Tenaya’s second program focuses on developing a gene therapy to mitigate the leading cause of hypertrophic cardiomyopathy through a specific gene called MYPBC3. The disease affects approximately 600,000 patients in the U.S. This particular genetic form, Ali explains, affects about 115,000 in the U.S. alone, so it is considered a rare disease.
“There are infants who are dying within the first weeks to months of life as a result of this mutation,” he says. “There are also adults who start having symptoms in their 20s, 30s and 40s with early morbidity and mortality.” Tenaya plans to apply before the end of this year to get the FDA’s approval to administer an investigational drug for this disease humans. If approved, the company will begin to dose patients in 2023.
“We now understand the genetics of the heart much better,” he says. “We now understand the leading genetic causes of hypertrophic myopathy, dilated cardiomyopathy and others, so that gives us the ability to take these large populations and stratify them rationally into subpopulations.”
Melind Desai, MD, who directs Cleveland Clinic’s Hypertrophic Cardiomyopathy Center, says that the goal of Tenaya’s second clinical study is to help improve the basic cardiac structure in patients with hypertrophic cardiomyopathy related to the MYPBC3 mutation.
“Now we are talking about a potential cure of a disease for which there was no cure and using a very novel concept,” he says. “So this is an exciting new frontier of therapeutic investigation for MYPBC3 gene-positive patients with a chance for a cure.
Neither of Tenaya’s two therapies address the gene mutation that has affected Borsari and her family. But Ali sees opportunity down the road to develop a gene therapy for her particular gene mutation, since it is the second leading cause of cardiomyopathy. Treating the MYH7 gene is especially challenging because it requires gene editing or silencing, instead of just replacing the gene.
Wendy Borsari was diagnosed at age 24 with a commonly inherited heart disease.

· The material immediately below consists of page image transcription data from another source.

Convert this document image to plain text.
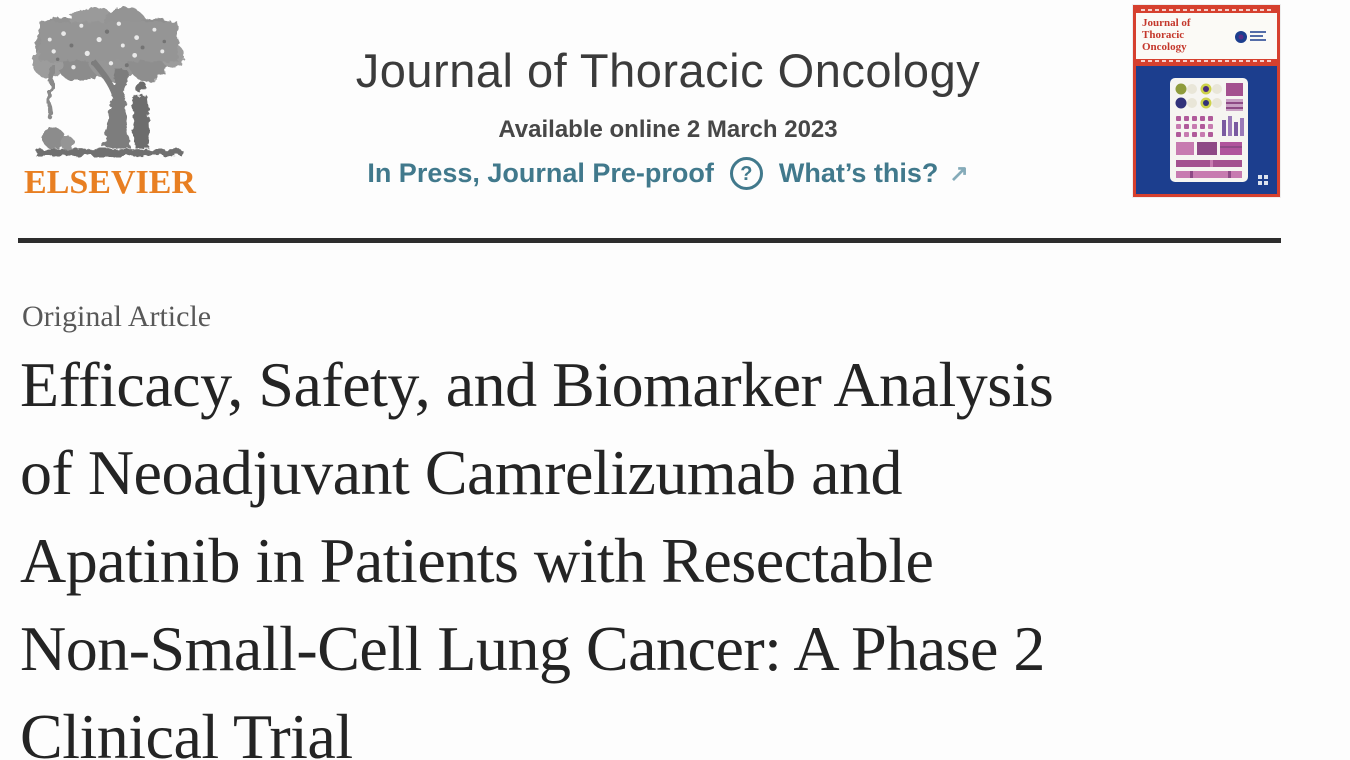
ELSEVIER
Journal of Thoracic Oncology
Available online 2 March 2023
In Press, Journal Pre-proof ? What’s this? ↗
Journal of
Thoracic
Oncology
Original Article
Efficacy, Safety, and Biomarker Analysis
of Neoadjuvant Camrelizumab and
Apatinib in Patients with Resectable
Non-Small-Cell Lung Cancer: A Phase 2
Clinical Trial
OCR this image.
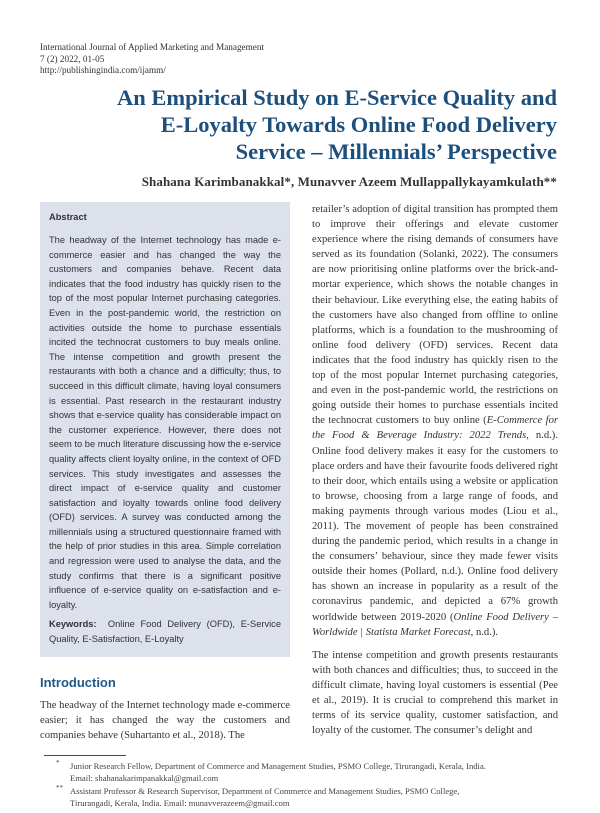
International Journal of Applied Marketing and Management
7 (2) 2022, 01-05
http://publishingindia.com/ijamm/
An Empirical Study on E-Service Quality and
E-Loyalty Towards Online Food Delivery
Service – Millennials’ Perspective
Shahana Karimbanakkal*, Munavver Azeem Mullappallykayamkulath**
Abstract

The headway of the Internet technology has made e-commerce easier and has changed the way the customers and companies behave. Recent data indicates that the food industry has quickly risen to the top of the most popular Internet purchasing categories. Even in the post-pandemic world, the restriction on activities outside the home to purchase essentials incited the technocrat customers to buy meals online. The intense competition and growth present the restaurants with both a chance and a difficulty; thus, to succeed in this difficult climate, having loyal consumers is essential. Past research in the restaurant industry shows that e-service quality has considerable impact on the customer experience. However, there does not seem to be much literature discussing how the e-service quality affects client loyalty online, in the context of OFD services. This study investigates and assesses the direct impact of e-service quality and customer satisfaction and loyalty towards online food delivery (OFD) services. A survey was conducted among the millennials using a structured questionnaire framed with the help of prior studies in this area. Simple correlation and regression were used to analyse the data, and the study confirms that there is a significant positive influence of e-service quality on e-satisfaction and e-loyalty.

Keywords: Online Food Delivery (OFD), E-Service Quality, E-Satisfaction, E-Loyalty

Introduction

The headway of the Internet technology made e-commerce easier; it has changed the way the customers and companies behave (Suhartanto et al., 2018). The

retailer’s adoption of digital transition has prompted them to improve their offerings and elevate customer experience where the rising demands of consumers have served as its foundation (Solanki, 2022). The consumers are now prioritising online platforms over the brick-and-mortar experience, which shows the notable changes in their behaviour. Like everything else, the eating habits of the customers have also changed from offline to online platforms, which is a foundation to the mushrooming of online food delivery (OFD) services. Recent data indicates that the food industry has quickly risen to the top of the most popular Internet purchasing categories, and even in the post-pandemic world, the restrictions on going outside their homes to purchase essentials incited the technocrat customers to buy online (E-Commerce for the Food & Beverage Industry: 2022 Trends, n.d.). Online food delivery makes it easy for the customers to place orders and have their favourite foods delivered right to their door, which entails using a website or application to browse, choosing from a large range of foods, and making payments through various modes (Liou et al., 2011). The movement of people has been constrained during the pandemic period, which results in a change in the consumers’ behaviour, since they made fewer visits outside their homes (Pollard, n.d.). Online food delivery has shown an increase in popularity as a result of the coronavirus pandemic, and depicted a 67% growth worldwide between 2019-2020 (Online Food Delivery – Worldwide | Statista Market Forecast, n.d.).

The intense competition and growth presents restaurants with both chances and difficulties; thus, to succeed in the difficult climate, having loyal customers is essential (Pee et al., 2019). It is crucial to comprehend this market in terms of its service quality, customer satisfaction, and loyalty of the customer. The consumer’s delight and

* Junior Research Fellow, Department of Commerce and Management Studies, PSMO College, Tirurangadi, Kerala, India.
Email: shahanakarimpanakkal@gmail.com
** Assistant Professor & Research Supervisor, Department of Commerce and Management Studies, PSMO College,
Tirurangadi, Kerala, India. Email: munavverazeem@gmail.com
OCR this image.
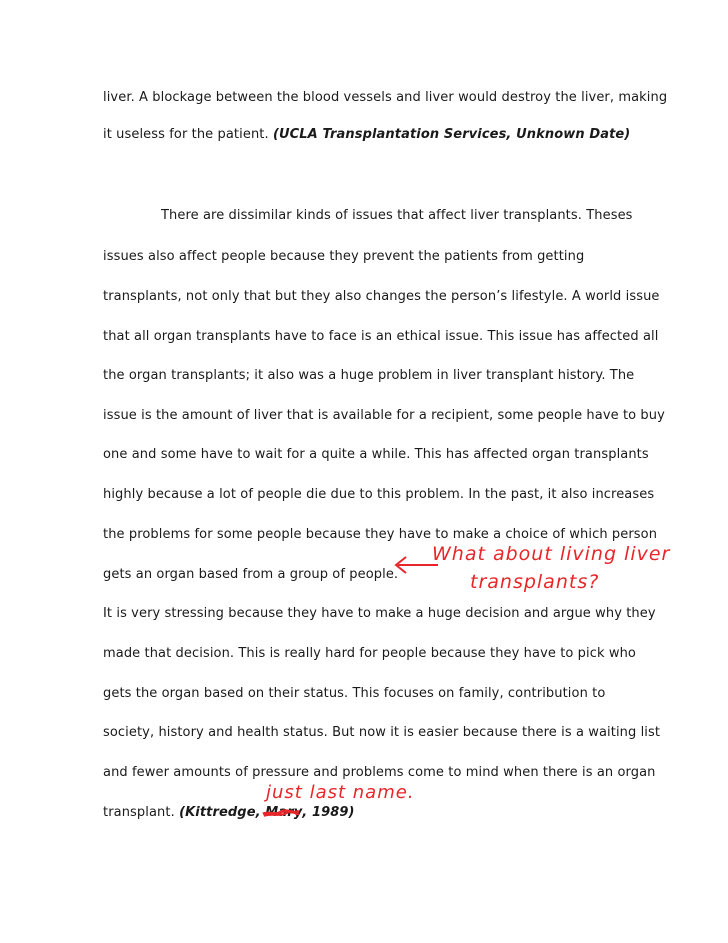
liver. A blockage between the blood vessels and liver would destroy the liver, making
it useless for the patient. (UCLA Transplantation Services, Unknown Date)
There are dissimilar kinds of issues that affect liver transplants. Theses
issues also affect people because they prevent the patients from getting
transplants, not only that but they also changes the person’s lifestyle. A world issue
that all organ transplants have to face is an ethical issue. This issue has affected all
the organ transplants; it also was a huge problem in liver transplant history. The
issue is the amount of liver that is available for a recipient, some people have to buy
one and some have to wait for a quite a while. This has affected organ transplants
highly because a lot of people die due to this problem. In the past, it also increases
the problems for some people because they have to make a choice of which person
gets an organ based from a group of people.
It is very stressing because they have to make a huge decision and argue why they
made that decision. This is really hard for people because they have to pick who
gets the organ based on their status. This focuses on family, contribution to
society, history and health status. But now it is easier because there is a waiting list
and fewer amounts of pressure and problems come to mind when there is an organ
transplant. (Kittredge, Mary
, 1989)
What about living liver
transplants?
just last name.
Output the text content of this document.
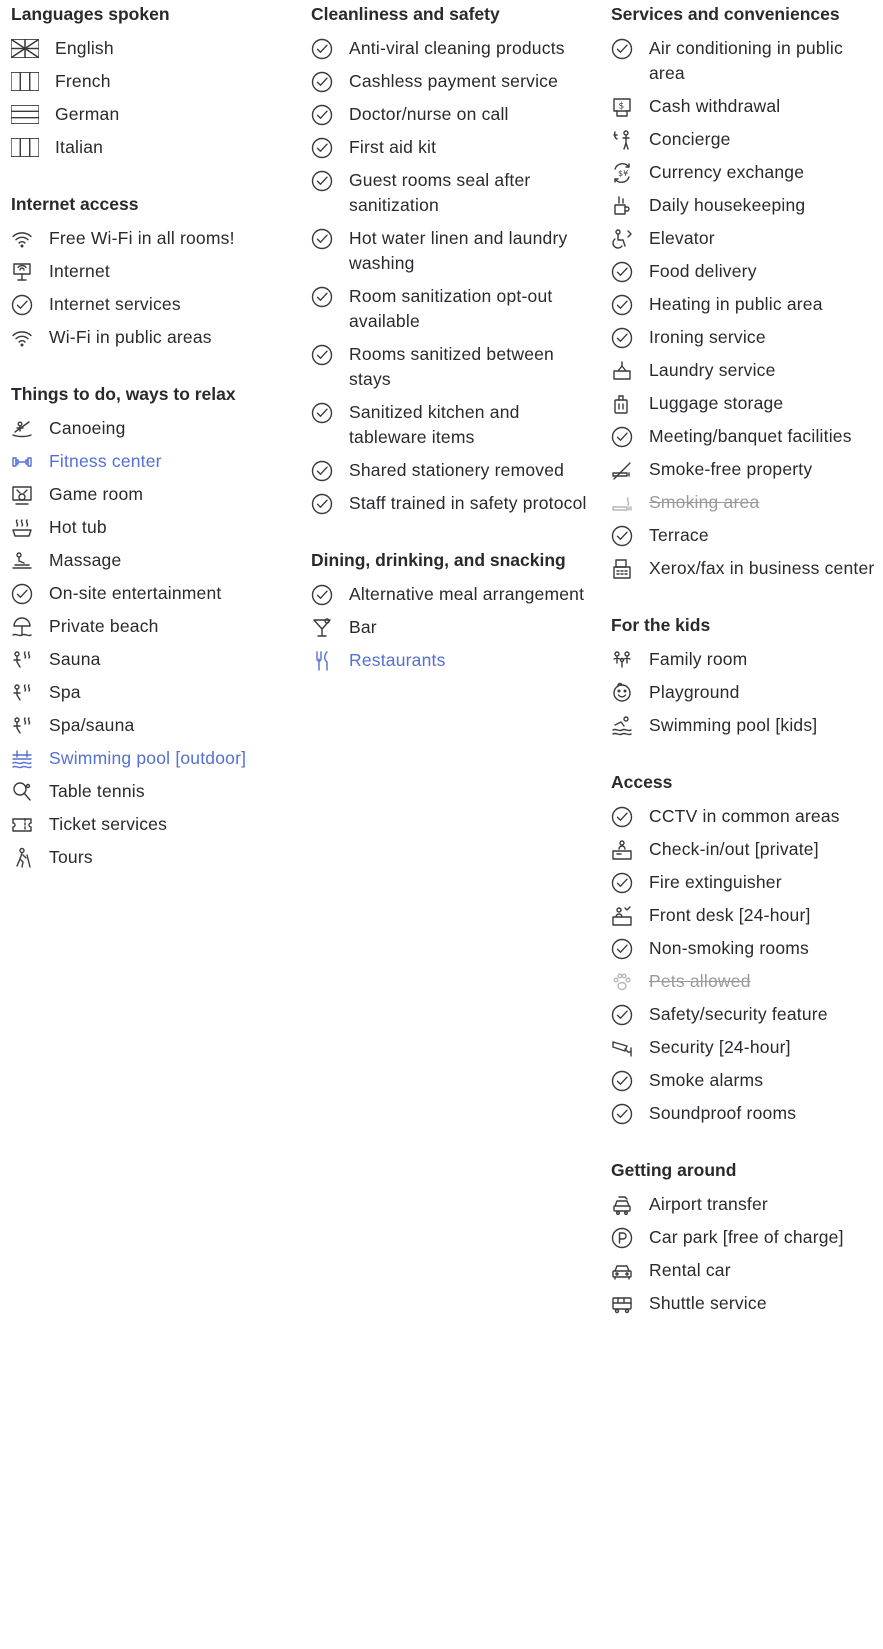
Languages spoken
English
French
German
Italian
Internet access
Free Wi-Fi in all rooms!
Internet
Internet services
Wi-Fi in public areas
Things to do, ways to relax
Canoeing
Fitness center
Game room
Hot tub
Massage
On-site entertainment
Private beach
Sauna
Spa
Spa/sauna
Swimming pool [outdoor]
Table tennis
Ticket services
Tours
Cleanliness and safety
Anti-viral cleaning products
Cashless payment service
Doctor/nurse on call
First aid kit
Guest rooms seal after sanitization
Hot water linen and laundry washing
Room sanitization opt-out available
Rooms sanitized between stays
Sanitized kitchen and tableware items
Shared stationery removed
Staff trained in safety protocol
Dining, drinking, and snacking
Alternative meal arrangement
Bar
Restaurants
Services and conveniences
Air conditioning in public area
$ Cash withdrawal
Concierge
$¥ Currency exchange
Daily housekeeping
Elevator
Food delivery
Heating in public area
Ironing service
Laundry service
Luggage storage
Meeting/banquet facilities
Smoke-free property
Smoking area
Terrace
Xerox/fax in business center
For the kids
Family room
Playground
Swimming pool [kids]
Access
CCTV in common areas
Check-in/out [private]
Fire extinguisher
Front desk [24-hour]
Non-smoking rooms
Pets allowed
Safety/security feature
Security [24-hour]
Smoke alarms
Soundproof rooms
Getting around
Airport transfer
Car park [free of charge]
Rental car
Shuttle service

She joined Tenaya as a patient advocate in 2021.
Wendy Borsari
“If you add a healthy gene it will produce healthy copies,” Ali explains, “but it won’t stop the bad effects of the mutant protein the gene produces. You can only do that by silencing the gene or editing it out, which is a different, more complicated approach.”
Euan Ashley, professor of medicine and genetics at Stanford University and founding director of its Center for Inherited Cardiovascular Disease, is confident that we will see genetic therapies for heart disease within the next decade.
“We are at this really exciting moment in time where we have diseases that have been under-recognized and undervalued now being attacked by multiple companies with really modern tools,” says Ashley, author of The Genome Odyssey. “Gene therapies are unusual in the sense that they can reverse the cause of the disease, so we have the enticing possibility of actually reversing or maybe even curing these diseases.”
Although no one is doing extensive research into a gene therapy for her particular mutation yet, Borsari remains hopeful, knowing that companies such as Tenaya are moving in that direction.
“I know that’s now on the horizon,” she says. “It’s not just some pipe dream, but will happen hopefully in my lifetime or my kids’ lifetime to help them.”